The Elders were the Historians: Great Memory Retention

I remember when I was growing up one thing which I enjoyed was talking with my elders.  I remember talking with my great-grandparents, my grandparents, their siblings, and their friends.  It seemed they all had one thing in common, even though they were aging their minds were sharp.  They could remember events from their childhood.  They never seemed to have a problem recalling anything.

Now when I am sitting at home watching television almost every other commercial seems to be in regards to memory loss.  It makes me wonder when and why this memory loss epidemic is so prevalent.  It seems young folk even forget things nowadays or suffer from memory loss.

I used to always tell my grandmother I need to sit down with her and write a journal on all the unwritten accounts of the history of everyone she had in her memory bank so all wouldn't be lost if we ever lost her.  You could bring up a name to her and she could tell you who the person's parents were, who their grandparents were, what they did professionally, all the activities they participated in internally and externally to the church, how many children they had, what their children did, what minister they joined the church under and so much more.
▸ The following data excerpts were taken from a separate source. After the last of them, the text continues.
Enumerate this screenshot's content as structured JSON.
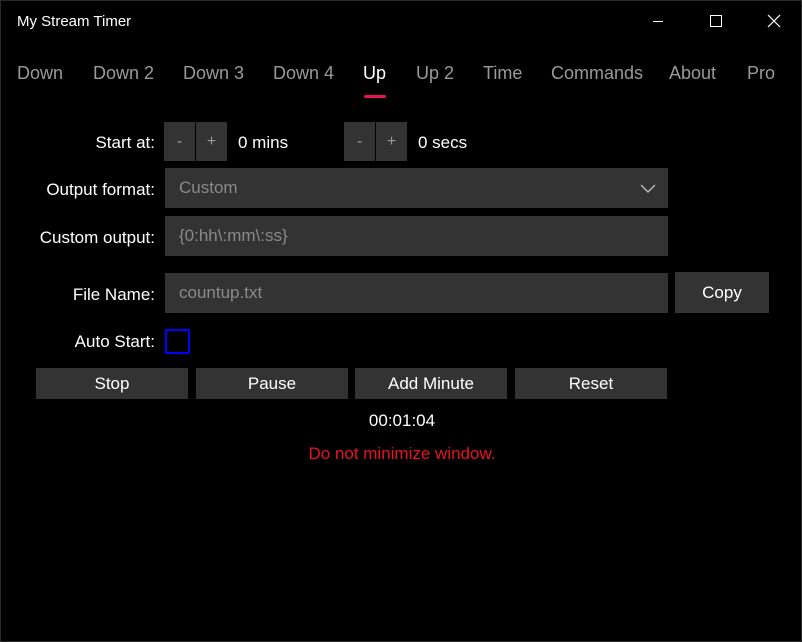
{
  "window": {
    "title": "My Stream Timer",
    "controls": [
      "minimize-icon",
      "maximize-icon",
      "close-icon"
    ]
  },
  "tabs": [
    {
      "label": "Down",
      "active": false
    },
    {
      "label": "Down 2",
      "active": false
    },
    {
      "label": "Down 3",
      "active": false
    },
    {
      "label": "Down 4",
      "active": false
    },
    {
      "label": "Up",
      "active": true
    },
    {
      "label": "Up 2",
      "active": false
    },
    {
      "label": "Time",
      "active": false
    },
    {
      "label": "Commands",
      "active": false
    },
    {
      "label": "About",
      "active": false
    },
    {
      "label": "Pro",
      "active": false
    }
  ],
  "form": {
    "start_at_label": "Start at:",
    "minus": "-",
    "plus": "+",
    "mins_value": "0 mins",
    "secs_value": "0 secs",
    "output_format_label": "Output format:",
    "output_format_value": "Custom",
    "custom_output_label": "Custom output:",
    "custom_output_value": "{0:hh\\:mm\\:ss}",
    "file_name_label": "File Name:",
    "file_name_value": "countup.txt",
    "copy_label": "Copy",
    "auto_start_label": "Auto Start:",
    "auto_start_checked": false
  },
  "actions": {
    "stop": "Stop",
    "pause": "Pause",
    "add_minute": "Add Minute",
    "reset": "Reset"
  },
  "timer": {
    "display": "00:01:04",
    "warning": "Do not minimize window."
  },
  "colors": {
    "accent": "#e81155",
    "warning": "#e81123",
    "checkbox_border": "#0000ff",
    "control_bg": "#333333"
  }
}
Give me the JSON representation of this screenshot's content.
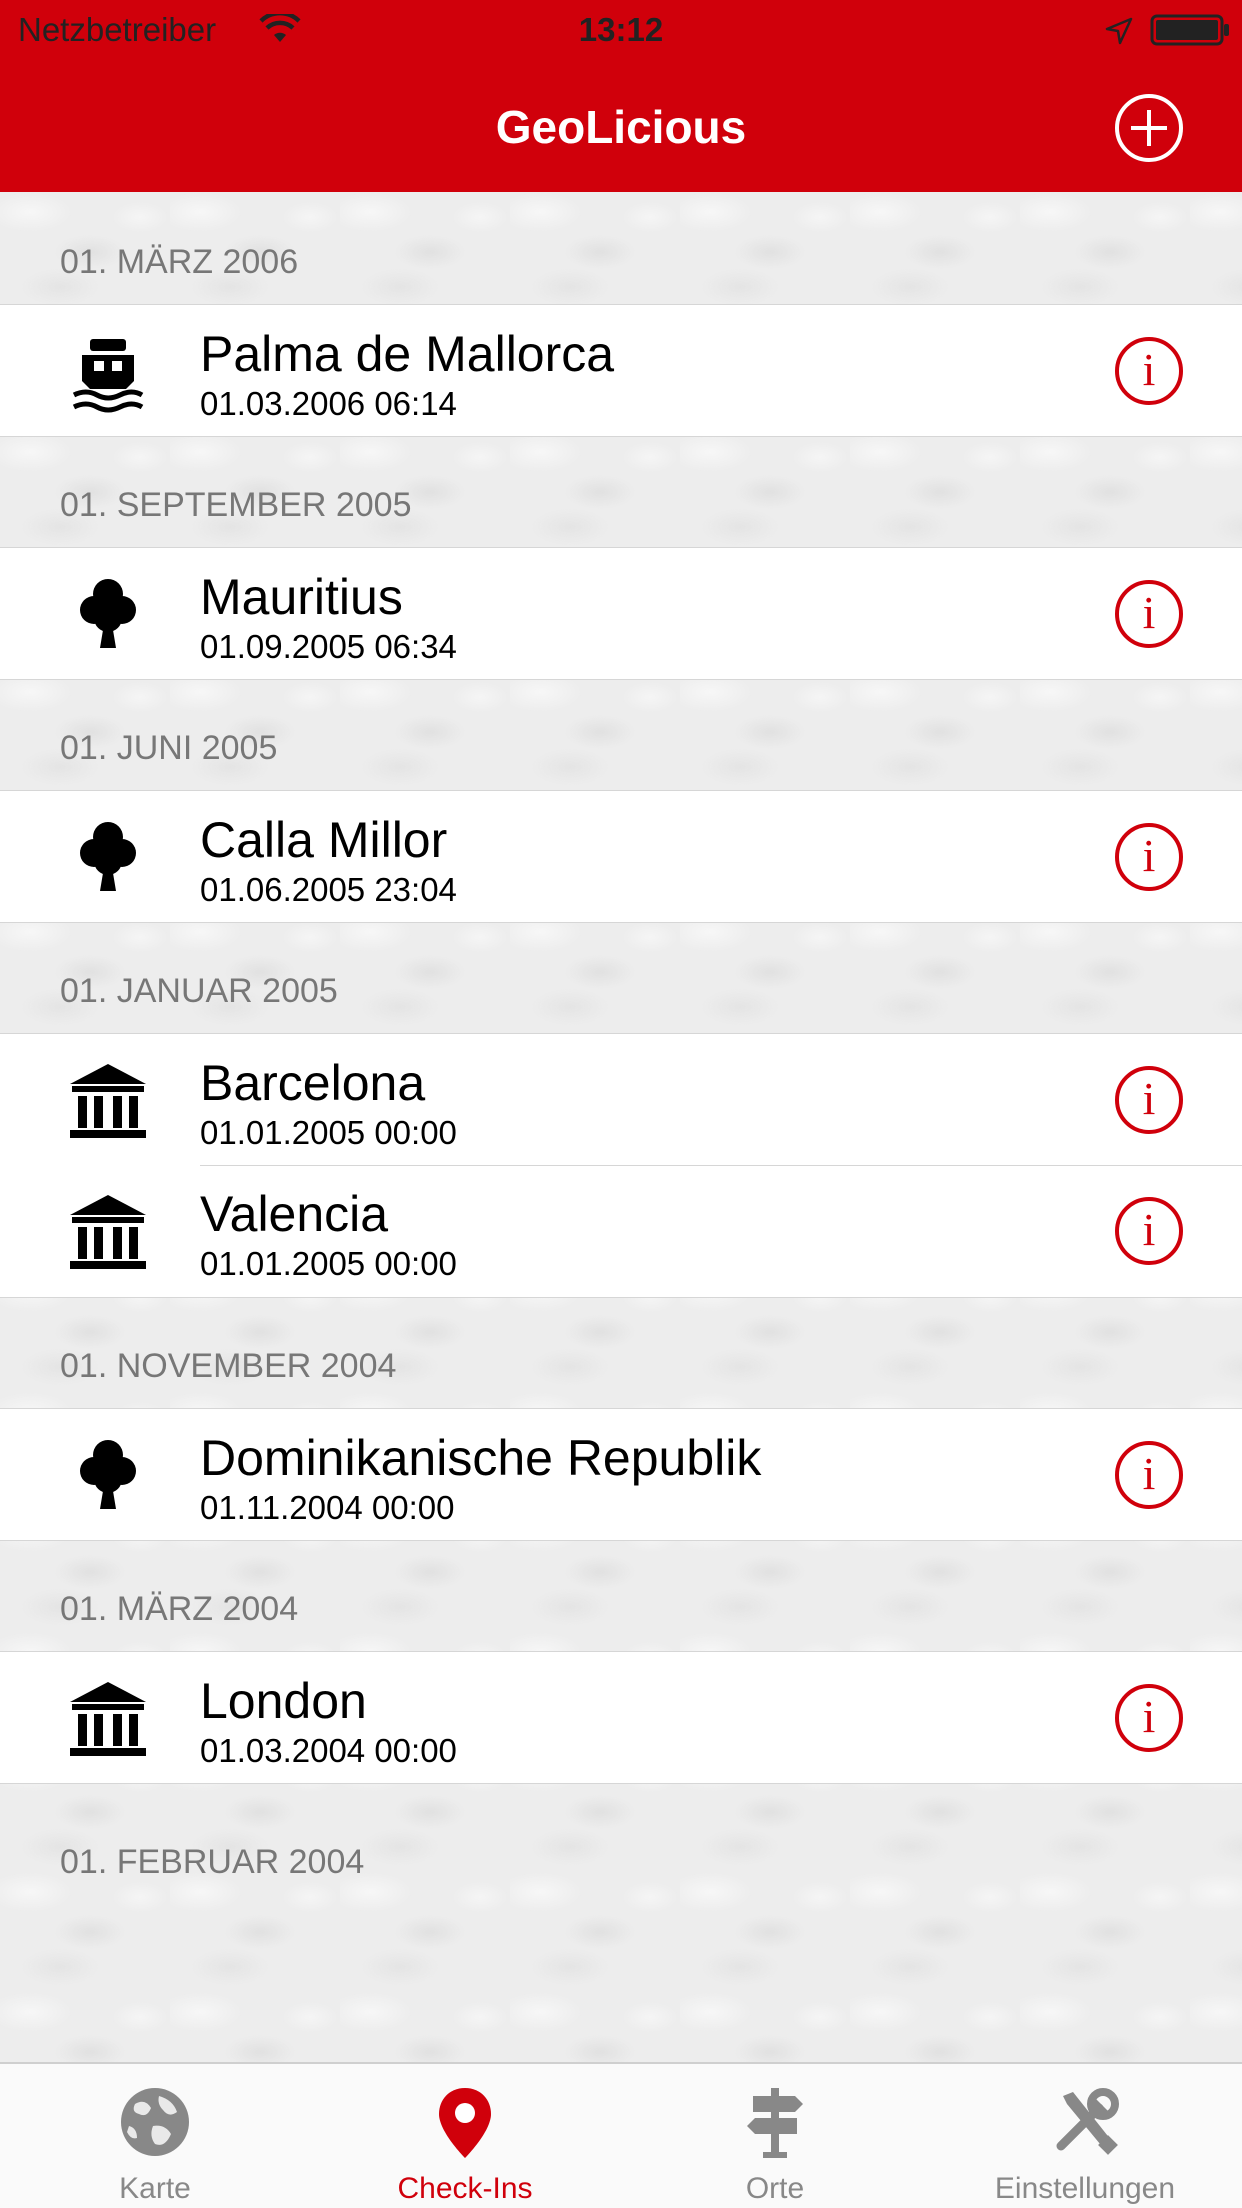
{
  "status_bar": {
    "carrier": "Netzbetreiber",
    "time": "13:12"
  },
  "nav": {
    "title": "GeoLicious",
    "add_icon": "plus-circle-icon"
  },
  "colors": {
    "accent": "#d0000b",
    "section_text": "#777777"
  },
  "sections": [
    {
      "header": "01. MÄRZ 2006",
      "items": [
        {
          "icon": "ship-icon",
          "title": "Palma de Mallorca",
          "date": "01.03.2006 06:14"
        }
      ]
    },
    {
      "header": "01. SEPTEMBER 2005",
      "items": [
        {
          "icon": "tree-icon",
          "title": "Mauritius",
          "date": "01.09.2005 06:34"
        }
      ]
    },
    {
      "header": "01. JUNI 2005",
      "items": [
        {
          "icon": "tree-icon",
          "title": "Calla Millor",
          "date": "01.06.2005 23:04"
        }
      ]
    },
    {
      "header": "01. JANUAR 2005",
      "items": [
        {
          "icon": "museum-icon",
          "title": "Barcelona",
          "date": "01.01.2005 00:00"
        },
        {
          "icon": "museum-icon",
          "title": "Valencia",
          "date": "01.01.2005 00:00"
        }
      ]
    },
    {
      "header": "01. NOVEMBER 2004",
      "items": [
        {
          "icon": "tree-icon",
          "title": "Dominikanische Republik",
          "date": "01.11.2004 00:00"
        }
      ]
    },
    {
      "header": "01. MÄRZ 2004",
      "items": [
        {
          "icon": "museum-icon",
          "title": "London",
          "date": "01.03.2004 00:00"
        }
      ]
    },
    {
      "header": "01. FEBRUAR 2004",
      "items": []
    }
  ],
  "tabs": [
    {
      "label": "Karte",
      "icon": "globe-icon",
      "active": false
    },
    {
      "label": "Check-Ins",
      "icon": "map-pin-icon",
      "active": true
    },
    {
      "label": "Orte",
      "icon": "signpost-icon",
      "active": false
    },
    {
      "label": "Einstellungen",
      "icon": "tools-icon",
      "active": false
    }
  ]
}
Admittedly at times her memory was a little too good.  When it was time for a butt whipping I thought she had forgotten about.  She would start by inquiring "you thought I forgot?".  In the back of my mind I know that didn't happen.  I was just trying to stay under the radar not to entice her.  Then as she was whipping me she would remind me of everything she had told me, why she was beating me, and so much more.  I got so many whippings one day she told me she was going to stop beating me because all it was doing was making me tougher.  Yes, I was thankful she never forgot she said she was going to stop beating me.  I think the beatings stopped around my first year in middle school.  During the nine months I was in school during my elementary school years I probably got a beating daily.

My grandmother could recount every beating she ever gave me and why she beat me.  If I forgot she could remind me.  I remember I used to keep a diary.  Of course she would read it.  I found out one day she was reading my diary when I had written an entry admonishing something she had said to me.  It would be like she was critiquing my diary.  Yes, I was totally offended.  But laugh because she only called me on it once.  She said "I don't care that you don't like what I say but I'm going to say it anyway.  You can hate me now but you'll love me later."  She was right.  I hated her.  Mainly because of all the beatings.  But in retrospect if I could bring her back I would.  We could go word for word like nobody's business.  She would not back down and had to have the last word.  No I wasn't being disrespectful I was being the way she raised me to be.  She wouldn't let me relent in silence.  She would be like ain't you got "nothing" to say.  She would never let me walk away or just concede.  She would walk down behind me and demand I stand my ground.

Even though I've mellowed a lot since those days I never was taught to be submissive.  I wasn't taught to be domestic either.  Some days I think its because she remembered the struggle of her ancestors too well.